MUSIC : « Cellule de commutation de puissance ultime en carbure de silicium »

(Janv.2022-Janv.2026)

Contact : Frédéric Richardeau

La microélectronique de puissance des systèmes de conversion à haut rendement est essentielle pour réduire la consommation d’énergie. Néanmoins, ces domaines sont encore disjoints lors du processus de conception. Il en résulte une intégration hybride hétérogène dans laquelle apparait un grand nombre de puces semi-conductrices dipôles au sein de circuits complexes.

Le périmètre d’intégration de la cellule de commutation de puissance, brique de base, n’a pas évolué et constitue bien le principal défi à relever pour passer à un nouveau paradigme. Une reconsidération de ce périmètre nous donnerait la possibilité de nous projeter dans des niveaux d’intégration et de performances en rupture radicale avec les approches classiques d’intégration hybride.

L’ambition scientifique de MUS²-IC, adossé aux laboratoires Ampère, L2n, Laas et Laplace, est bien de démontrer la pertinence d’un nouveau périmètre de conception par une approche d’intégration verticale monolithique sur puce de puissance multi-terminaux avec un matériau à large bande interdite tel que le carbure de silicium 4H (SiC).

Cette intégration ultime suppose de co-intégrer les interrupteurs au sein d’une seule puce ou sur un nombre restreint de puces. Cette contrainte implique la mutualisation du plus grand nombre possible de régions cristallines dans le volume et de couches métalliques en surface. Par conséquent, la puce doit supporter la tension à la fois verticalement et latéralement. Cette caractéristique majeure représente clairement le défi scientifique et technologique que nous voulons relever par une vision double et originale combinant de nouvelles architectures de composants innovants et de nouveaux procédés technologiques spécifiques.

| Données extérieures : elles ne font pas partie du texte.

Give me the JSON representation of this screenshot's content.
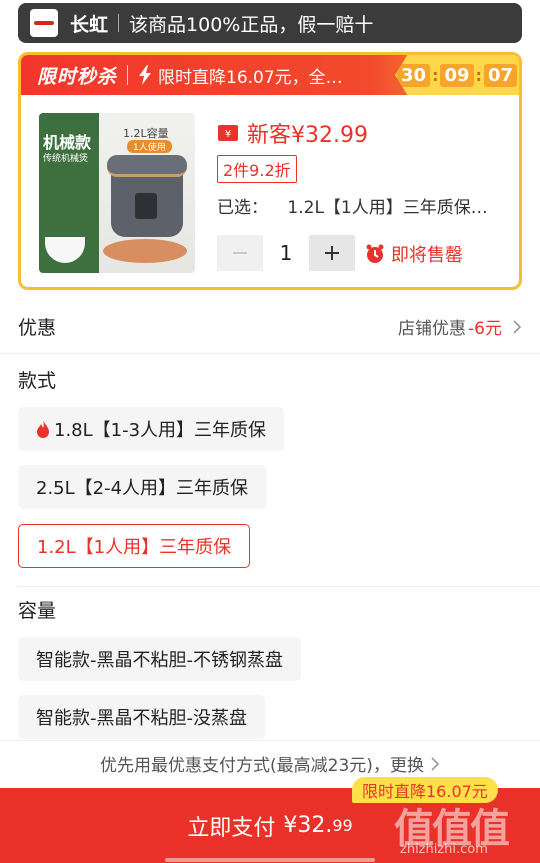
{
  "store": {
    "name": "长虹",
    "slogan": "该商品100%正品，假一赔十"
  },
  "flash_sale": {
    "title": "限时秒杀",
    "description": "限时直降16.07元，全…",
    "countdown": {
      "h": "30",
      "m": "09",
      "s": "07"
    }
  },
  "product": {
    "thumb": {
      "tag": "机械款",
      "subtag": "传统机械煲",
      "capacity": "1.2L容量",
      "users": "1人使用"
    },
    "price_label": "新客¥32.99",
    "promo": "2件9.2折",
    "selected_label": "已选：",
    "selected_value": "1.2L【1人用】三年质保…",
    "quantity": "1",
    "stock_status": "即将售罄"
  },
  "discount": {
    "title": "优惠",
    "label": "店铺优惠",
    "amount": "-6元"
  },
  "style_section": {
    "title": "款式",
    "options": [
      {
        "label": "1.8L【1-3人用】三年质保",
        "hot": true
      },
      {
        "label": "2.5L【2-4人用】三年质保",
        "hot": false
      },
      {
        "label": "1.2L【1人用】三年质保",
        "selected": true
      }
    ]
  },
  "capacity_section": {
    "title": "容量",
    "options": [
      {
        "label": "智能款-黑晶不粘胆-不锈钢蒸盘"
      },
      {
        "label": "智能款-黑晶不粘胆-没蒸盘"
      }
    ]
  },
  "payment": {
    "tip": "优先用最优惠支付方式(最高减23元)，更换",
    "button_label": "立即支付",
    "button_price": "¥32.",
    "button_cents": "99",
    "badge": "限时直降16.07元"
  },
  "watermark": {
    "logo": "值值值",
    "site": "zhizhizhi.com"
  },
  "colors": {
    "accent": "#e9322b",
    "flash_yellow": "#f7be2f",
    "header": "#3b3b3b"
  }
}
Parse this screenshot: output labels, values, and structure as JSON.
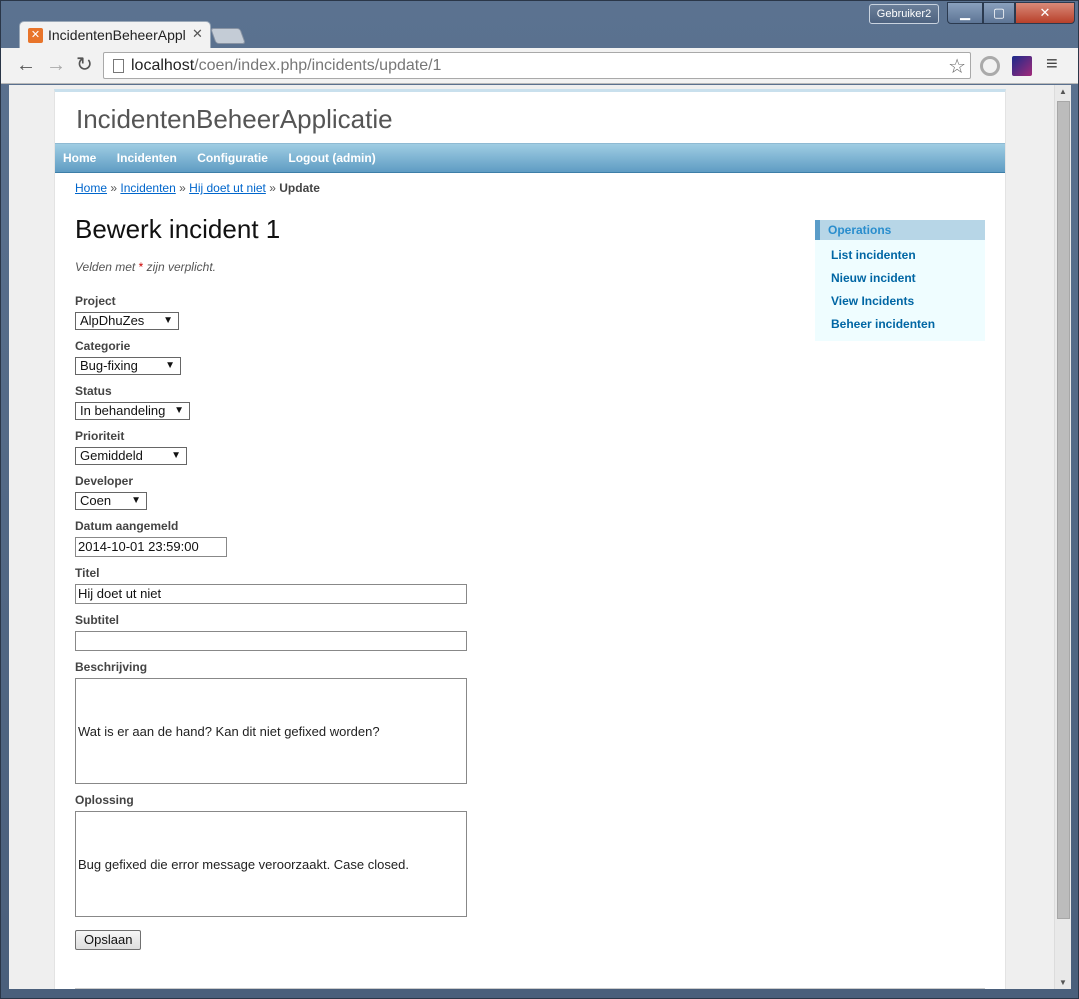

Si ce défi est sur le point d’être relevé en technologie silicium, ce n’est certainement pas le cas dans la technologie SiC. En effet ce type de substrat carboné est d’une grande dureté et rend difficile la réalisation de tranchées profondes isolantes. Il est difficile de diffuser les impuretés de dopage et également complexe de réaliser une implantation ionique de type P+ localisée ou enfouie. Cela ne permet donc pas de réaliser des composants bipolaires tels que des IGBT ou des diodes PIN aussi facilement qu’en silicium. Ainsi, une reconsidération des architectures utilisant des diodes unipolaires verticales dans le cadre d’une intégration complète des cellules de commutation sur puce SiC est donc obligatoire pour contourner ces difficultés.

Conceptuellement, le défi lancé par MUS²IC est la co-intégration verticale sur un substrat SiC d’au moins deux interrupteurs 1,2kV-25A dans une puce unique multi-terminaux. Cette puce sera étudiée en T1 par simulation physique et modélisation, puis en T2 des étapes technologiques nouvelles et innovantes seront établies, puis celles-ci seront évaluées expérimentalement en T3.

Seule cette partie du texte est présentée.